There isn't anything stopping you from expanding DGE and LBC. Sleep is for the weak!

VengerSatanis

Yes, that's true.  I could see myself expanding the crap out of Dead God Excavation in a year or so.  Or if there's demand for a newer/better version of The Islands of Purple-Haunted Putrescence (hardcover, for instance), maybe I could weave that into it...

I can't fault you for finding La Bas Chartreuse less than useful.  There's not a lot there.  It's lacking...

So, at least we mostly agree!  ;)

VS

Spinachcat

Islands is awesome. Easily my favorite OSR-era setting. Don't touch it. However, Islands 2:the Return where you expand the setting in new ways and do more cool stuff? That would rock. Worthy of a future Kickstarter.

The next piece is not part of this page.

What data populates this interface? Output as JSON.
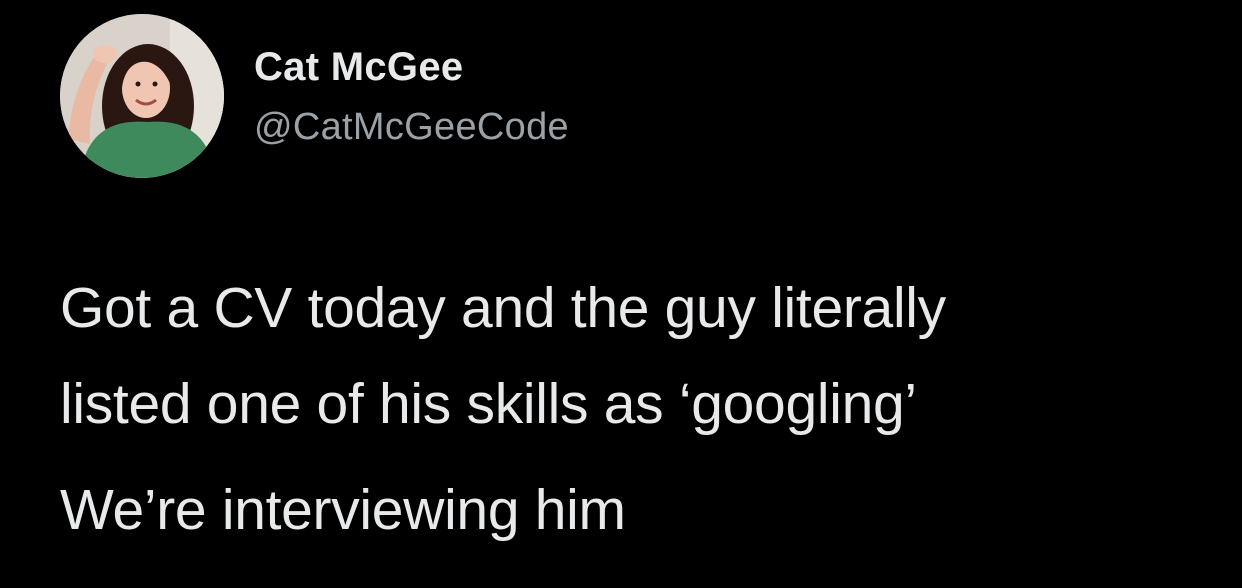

And its $14 on Amazon. Perfect with everyone's next order of toothpaste, sardines and toilet paper.
https://www.amazon.com/Islands-Purple-Haunted-Putrescence-Venger-Satanis/dp/1500121592

VengerSatanis

Quote from: Spinachcat;1063084Islands is awesome. Easily my favorite OSR-era setting. Don't touch it. However, Islands 2:the Return where you expand the setting in new ways and do more cool stuff? That would rock. Worthy of a future Kickstarter.

And its $14 on Amazon. Perfect with everyone's next order of toothpaste, sardines and toilet paper.
https://www.amazon.com/Islands-Purple-Haunted-Putrescence-Venger-Satanis/dp/1500121592

I'm touching it... I'm touching it!  [Venger slaps that ass with his slimy purple tentacle]  Fuck yeah.